2.   Indien illegale behandeling wordt vastgesteld, gebiedt de bevoegde autoriteit dat de exploitant de karkassen, het vlees, het slachtafval en de bijproducten overeenkomstig Verordening (EG) nr. 1069/2009 van het Europees Parlement en de Raad (14) verwijdert, zonder enige vergoeding of compensatie.

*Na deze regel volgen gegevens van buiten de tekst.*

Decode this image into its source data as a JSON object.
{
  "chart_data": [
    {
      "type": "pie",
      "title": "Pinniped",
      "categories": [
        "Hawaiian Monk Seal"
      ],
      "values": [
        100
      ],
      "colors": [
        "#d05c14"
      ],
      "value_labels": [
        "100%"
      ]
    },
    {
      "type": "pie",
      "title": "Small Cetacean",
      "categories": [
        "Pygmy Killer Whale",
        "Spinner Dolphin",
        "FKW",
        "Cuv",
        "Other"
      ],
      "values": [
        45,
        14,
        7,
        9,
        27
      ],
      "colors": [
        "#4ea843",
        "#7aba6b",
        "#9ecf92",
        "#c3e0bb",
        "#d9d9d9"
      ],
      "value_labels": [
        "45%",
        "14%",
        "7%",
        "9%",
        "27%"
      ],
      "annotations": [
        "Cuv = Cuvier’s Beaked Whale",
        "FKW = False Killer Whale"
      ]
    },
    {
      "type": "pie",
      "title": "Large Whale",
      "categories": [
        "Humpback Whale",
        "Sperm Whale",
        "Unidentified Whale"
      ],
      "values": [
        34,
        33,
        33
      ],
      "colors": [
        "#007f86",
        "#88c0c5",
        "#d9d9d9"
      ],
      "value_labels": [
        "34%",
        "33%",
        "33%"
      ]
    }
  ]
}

3.   Indien de officiële dierenarts die de officiële controles in een slachthuis uitvoert, of de officiële assistent die bepaalde werkzaamheden verricht in het kader van die controles, vermoedt dat de in het slachthuis aanwezig dieren zijn behandeld met een toegelaten diergeneesmiddel maar dat de in Richtlijn 2001/82/EG vermelde wachttijd niet is nageleefd, gebiedt de officiële dierenarts dat de desbetreffende dieren gescheiden worden gehouden van andere partijen dieren die in het slachthuis aanwezig zijn of arriveren, onder de door de bevoegde autoriteit vastgestelde omstandigheden. De officiële dierenarts:

stelt voorts de slacht op kosten van de exploitant uit totdat de wachttijd is nageleefd, of

geeft opdracht tot het afzonderlijk slachten van de dieren en, in afwachting van het resultaat van het onderzoek, tot het onverwijld identificeren en van andere producten van dierlijke oorsprong gescheiden houden van karkassen, vlees, slachtafval en bijproducten van de desbetreffende dieren.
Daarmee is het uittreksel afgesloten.